It’s a good bet that any time we turn on the news we will hear of an atrocity, a tragedy, a horrible accident or a crime that reflects the worst mutation of human nature. Ireland, I notice, is particularly fond in the daily news of car crashes and murders. These things happen and we should not be in denial about them. But if we are exposed to them so disproportionately in the media it must be either because the media are trying to depress us or because we derive some satisfaction or stimulation by hearing about them. The little scraps of good news items we are thrown at the end of the broadcast only highlight the overall gloom of existence on this planet.
It is hard to respond to the question, often asked by someone you haven’t met for a while, ‘so what’s been happening in your life?’. You start scanning and feel helpless. How and what do you select from the flow of events and impressions? How really interested would your questioner be in an answer that tries to represent the diversity of happenings, or in anything more than the usual evasive answer, ‘everything’s good, fine, thank you’.

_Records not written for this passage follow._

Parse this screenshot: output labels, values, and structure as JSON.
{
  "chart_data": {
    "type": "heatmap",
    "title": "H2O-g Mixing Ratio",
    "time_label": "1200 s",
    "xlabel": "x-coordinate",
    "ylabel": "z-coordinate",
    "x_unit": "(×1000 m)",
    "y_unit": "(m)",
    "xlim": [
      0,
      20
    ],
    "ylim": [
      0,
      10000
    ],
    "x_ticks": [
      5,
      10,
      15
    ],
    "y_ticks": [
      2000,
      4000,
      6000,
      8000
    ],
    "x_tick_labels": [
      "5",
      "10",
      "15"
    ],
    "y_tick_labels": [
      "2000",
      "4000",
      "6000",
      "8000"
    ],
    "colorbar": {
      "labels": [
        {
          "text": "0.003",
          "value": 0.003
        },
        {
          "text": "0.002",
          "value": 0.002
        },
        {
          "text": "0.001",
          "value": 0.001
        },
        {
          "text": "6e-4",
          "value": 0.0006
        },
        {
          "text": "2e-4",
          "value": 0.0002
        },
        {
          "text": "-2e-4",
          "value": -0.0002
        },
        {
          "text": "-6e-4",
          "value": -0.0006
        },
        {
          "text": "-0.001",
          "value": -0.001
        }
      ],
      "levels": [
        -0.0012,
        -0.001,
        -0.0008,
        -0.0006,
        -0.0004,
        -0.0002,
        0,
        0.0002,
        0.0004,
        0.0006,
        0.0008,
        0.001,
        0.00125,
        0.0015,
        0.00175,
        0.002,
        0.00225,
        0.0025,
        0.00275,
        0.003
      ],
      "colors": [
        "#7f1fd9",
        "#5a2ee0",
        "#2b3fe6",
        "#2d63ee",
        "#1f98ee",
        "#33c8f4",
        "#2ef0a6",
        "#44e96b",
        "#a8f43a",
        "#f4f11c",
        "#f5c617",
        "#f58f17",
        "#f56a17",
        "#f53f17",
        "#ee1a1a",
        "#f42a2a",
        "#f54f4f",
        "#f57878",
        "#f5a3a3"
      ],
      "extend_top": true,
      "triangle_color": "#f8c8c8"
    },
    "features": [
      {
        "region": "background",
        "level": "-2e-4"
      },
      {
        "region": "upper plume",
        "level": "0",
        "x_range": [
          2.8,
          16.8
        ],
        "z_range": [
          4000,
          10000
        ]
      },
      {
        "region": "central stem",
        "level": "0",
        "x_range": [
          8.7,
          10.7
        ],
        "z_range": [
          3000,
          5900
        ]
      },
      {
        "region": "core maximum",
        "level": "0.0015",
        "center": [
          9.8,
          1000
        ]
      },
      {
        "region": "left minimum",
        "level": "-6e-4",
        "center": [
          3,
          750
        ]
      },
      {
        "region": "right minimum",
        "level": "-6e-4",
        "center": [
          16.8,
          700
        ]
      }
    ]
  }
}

It’s easy to feel that only big things and dramatic outcomes (good or bad) are worth talking about. There’s something in this, in fact, as talking of minutiae and trivialities or the small things that went wrong can be boring. ‘Well, yesterday I was making a cup of tea and turned on the kettle. It took ages to boil and then I realised I hadn’t shut the lid of the kettle properly. It has a new failsafe mechanism that won’t let the kettle work unless it’s tightly closed. Even saying ‘amazing’ won’t make that interesting. Boring is the really bad news.

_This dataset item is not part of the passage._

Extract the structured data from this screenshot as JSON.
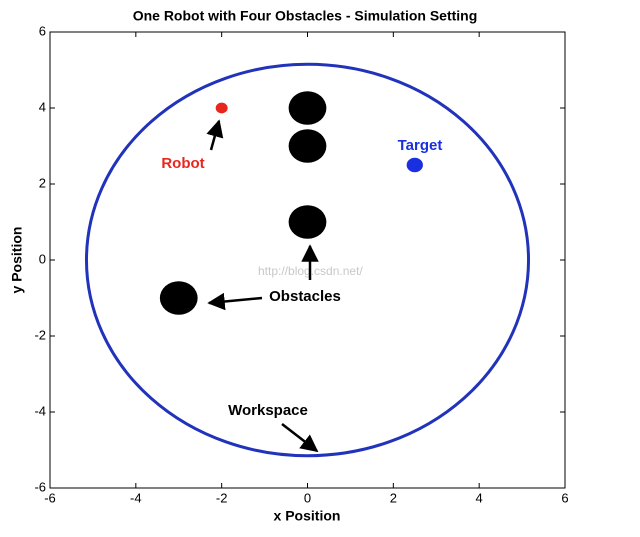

We can also, however, experience liberating meaning, beauty and wonder in something generally deemed dull and ordinary. This is really good news. If you have been genuinely moved by a change in the weather, for example, rather than seeing it as a sign of how uninteresting your life is, people will be grateful for you sharing such a discovery. The very English poet George Herbert shows this in his great poem The Flower:
And now in age I bud again,
After so many deaths I live and write;
I once more smell the dew and rain,
And relish versing
This is the kind of deep news found also in the great scriptures. What is amazing is how dull religious people can be in possession of such a treasure. Even if, for example, it happens to be wrapped, as in tomorrow’s gospel, in a miracle of healing, it’s not just the cure that is interesting. It’s how the cured person’s experience of life is changed and what they do with the little extra time for living it gives them to see the depth dimension of the ordinary.
Lent should be attuning us to this kind of deep news that really makes us new.